= H. W. Schumann =

German diplomat and indologist

Hans Wolfgang Schumann (31 January 1928 – 26 June 2019) was a German diplomat as well as an Indologist and Buddhologist.

== Life ==
Schumann was born in Düsseldorf, Germany. After an apprenticeship as a book publisher, he studied Indology, religious studies, ethnology, comparative religions and social anthropology at the University of Bonn in 1951. In 1957 he received his Ph.D. degree for a thesis on Buddhist philosophy, while there he worked under Gustav Mensching in the subject of Indology with an investigation into the Bedeutung und Bedeutungsentwicklung des Terminus Samkhara im frühen Buddhismus (Meaning and development of the meaning of the term Samkhara in early Buddhism). From 1960 to 1963 he worked as a lecturer at the Banaras Hindu University in India. In 1963, he had joined the Foreign services of the Federal Republic of Germany and served in consular and diplomatic capacities at the West German missions such as Kolkata, Yangon, Chicago, and Colombo as a lecturer to teach German language through the German Academic Exchange Service. In 1985 to 1986 he held a teaching position in Buddhism at the University of Bonn. Until his retirement in 1988 he was the Consul-General of the Federal Republic of Germany in Mumbai. Later Schumann was the recipient of the Rabindranath Tagore Literary Prize for his works about Buddhism. He died in Bonn.

== Works ==
- Der Mahāyāna-Buddhismus: Die zweite Drehung des Dharma-Rades.
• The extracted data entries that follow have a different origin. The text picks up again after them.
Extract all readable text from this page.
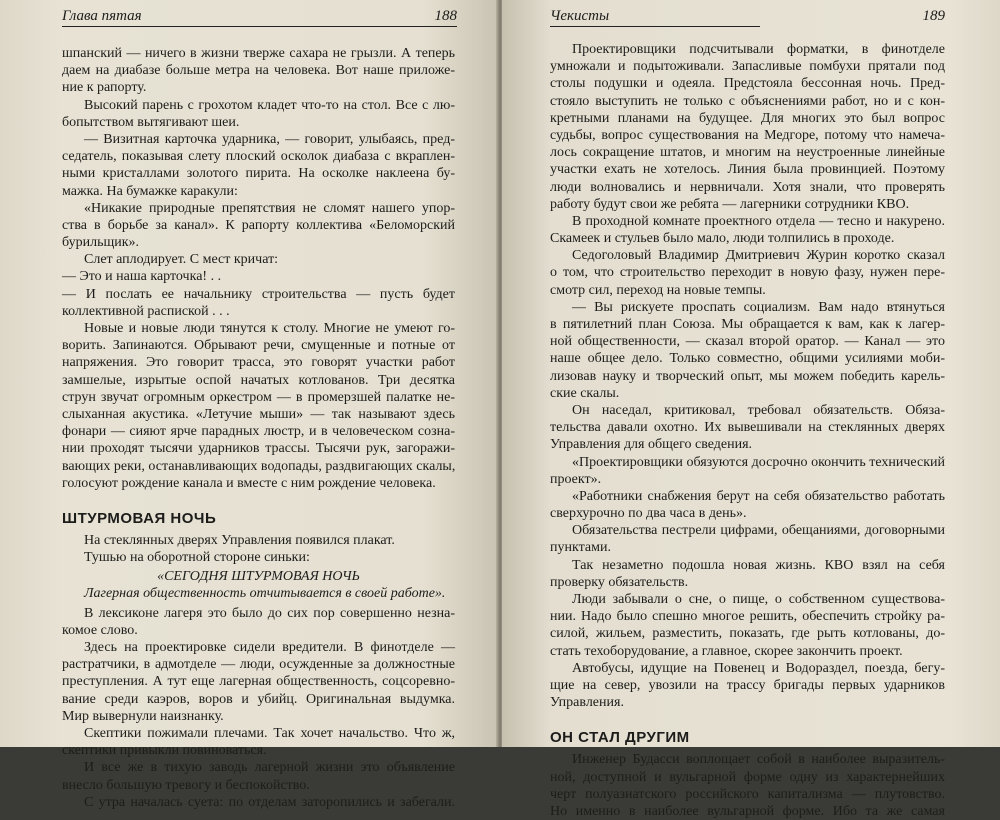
Глава пятая	188
шпанский — ничего в жизни тверже сахара не грызли. А теперь
даем на диабазе больше метра на человека. Вот наше приложе-
ние к рапорту.
Высокий парень с грохотом кладет что-то на стол. Все с лю-
бопытством вытягивают шеи.
— Визитная карточка ударника, — говорит, улыбаясь, пред-
седатель, показывая слету плоский осколок диабаза с вкраплен-
ными кристаллами золотого пирита. На осколке наклеена бу-
мажка. На бумажке каракули:
«Никакие природные препятствия не сломят нашего упор-
ства в борьбе за канал». К рапорту коллектива «Беломорский
бурильщик».
Слет аплодирует. С мест кричат:
— Это и наша карточка! . .
— И послать ее начальнику строительства — пусть будет
коллективной распиской . . .
Новые и новые люди тянутся к столу. Многие не умеют го-
ворить. Запинаются. Обрывают речи, смущенные и потные от
напряжения. Это говорит трасса, это говорят участки работ
замшелые, изрытые оспой начатых котлованов. Три десятка
струн звучат огромным оркестром — в промерзшей палатке не-
слыханная акустика. «Летучие мыши» — так называют здесь
фонари — сияют ярче парадных люстр, и в человеческом созна-
нии проходят тысячи ударников трассы. Тысячи рук, загоражи-
вающих реки, останавливающих водопады, раздвигающих скалы,
голосуют рождение канала и вместе с ним рождение человека.
ШТУРМОВАЯ НОЧЬ
На стеклянных дверях Управления появился плакат.
Тушью на оборотной стороне синьки:
«СЕГОДНЯ ШТУРМОВАЯ НОЧЬ
Лагерная общественность отчитывается в своей работе».
В лексиконе лагеря это было до сих пор совершенно незна-
комое слово.
Здесь на проектировке сидели вредители. В финотделе —
растратчики, в адмотделе — люди, осужденные за должностные
преступления. А тут еще лагерная общественность, соцсоревно-
вание среди каэров, воров и убийц. Оригинальная выдумка.
Мир вывернули наизнанку.
Скептики пожимали плечами. Так хочет начальство. Что ж,
скептики привыкли повиноваться.
И все же в тихую заводь лагерной жизни это объявление
внесло большую тревогу и беспокойство.
С утра началась суета: по отделам заторопились и забегали.
Чекисты	189
Проектировщики подсчитывали форматки, в финотделе
умножали и подытоживали. Запасливые помбухи прятали под
столы подушки и одеяла. Предстояла бессонная ночь. Пред-
стояло выступить не только с объяснениями работ, но и с кон-
кретными планами на будущее. Для многих это был вопрос
судьбы, вопрос существования на Медгоре, потому что намеча-
лось сокращение штатов, и многим на неустроенные линейные
участки ехать не хотелось. Линия была провинцией. Поэтому
люди волновались и нервничали. Хотя знали, что проверять
работу будут свои же ребята — лагерники сотрудники КВО.
В проходной комнате проектного отдела — тесно и накурено.
Скамеек и стульев было мало, люди толпились в проходе.
Седоголовый Владимир Дмитриевич Журин коротко сказал
о том, что строительство переходит в новую фазу, нужен пере-
смотр сил, переход на новые темпы.
— Вы рискуете проспать социализм. Вам надо втянуться
в пятилетний план Союза. Мы обращается к вам, как к лагер-
ной общественности, — сказал второй оратор. — Канал — это
наше общее дело. Только совместно, общими усилиями моби-
лизовав науку и творческий опыт, мы можем победить карель-
ские скалы.
Он наседал, критиковал, требовал обязательств. Обяза-
тельства давали охотно. Их вывешивали на стеклянных дверях
Управления для общего сведения.
«Проектировщики обязуются досрочно окончить технический
проект».
«Работники снабжения берут на себя обязательство работать
сверхурочно по два часа в день».
Обязательства пестрели цифрами, обещаниями, договорными
пунктами.
Так незаметно подошла новая жизнь. КВО взял на себя
проверку обязательств.
Люди забывали о сне, о пище, о собственном существова-
нии. Надо было спешно многое решить, обеспечить стройку ра-
силой, жильем, разместить, показать, где рыть котлованы, до-
стать техоборудование, а главное, скорее закончить проект.
Автобусы, идущие на Повенец и Водораздел, поезда, бегу-
щие на север, увозили на трассу бригады первых ударников
Управления.
ОН СТАЛ ДРУГИМ
Инженер Будасси воплощает собой в наиболее выразитель-
ной, доступной и вульгарной форме одну из характернейших
черт полуазиатского российского капитализма — плутовство.
Но именно в наиболее вульгарной форме. Ибо та же самая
Diederichs, München, 1990.
- Der historische Buddha: Leben und Lehre des Gotama. Diederichs Gelbe Reihe, München 2004.
- Handbuch Buddhismus: Die zentralen Lehren: Ursprung und Gegenwart. Diederichs, Kreuzlingen / München 2000.
- Die grossen Götter Indiens: Grundzüge von Hinduismus und Buddhismus. Hugendubel 2004.
- Buddhismus: Stifter, Schulen und Systeme. Diederichs Gelbe Reihe, München 2005.
- Buddhabildnisse – Ihre Symbolik und Geschichte. Werner Kristkeitz Verlag, Heidelberg 2007.

== Biographies of H.W. Schumann ==
- Axel Rodeck: Ein Indologe und Buddhist. Zum 80. Geburtstag von Dr. Hans Wolfgang Schumann.
- Volker Zotz: Hans Wolfgang Schumann zum 80. Geburtstag. In: Buddhismus aktuell. August/2/2008.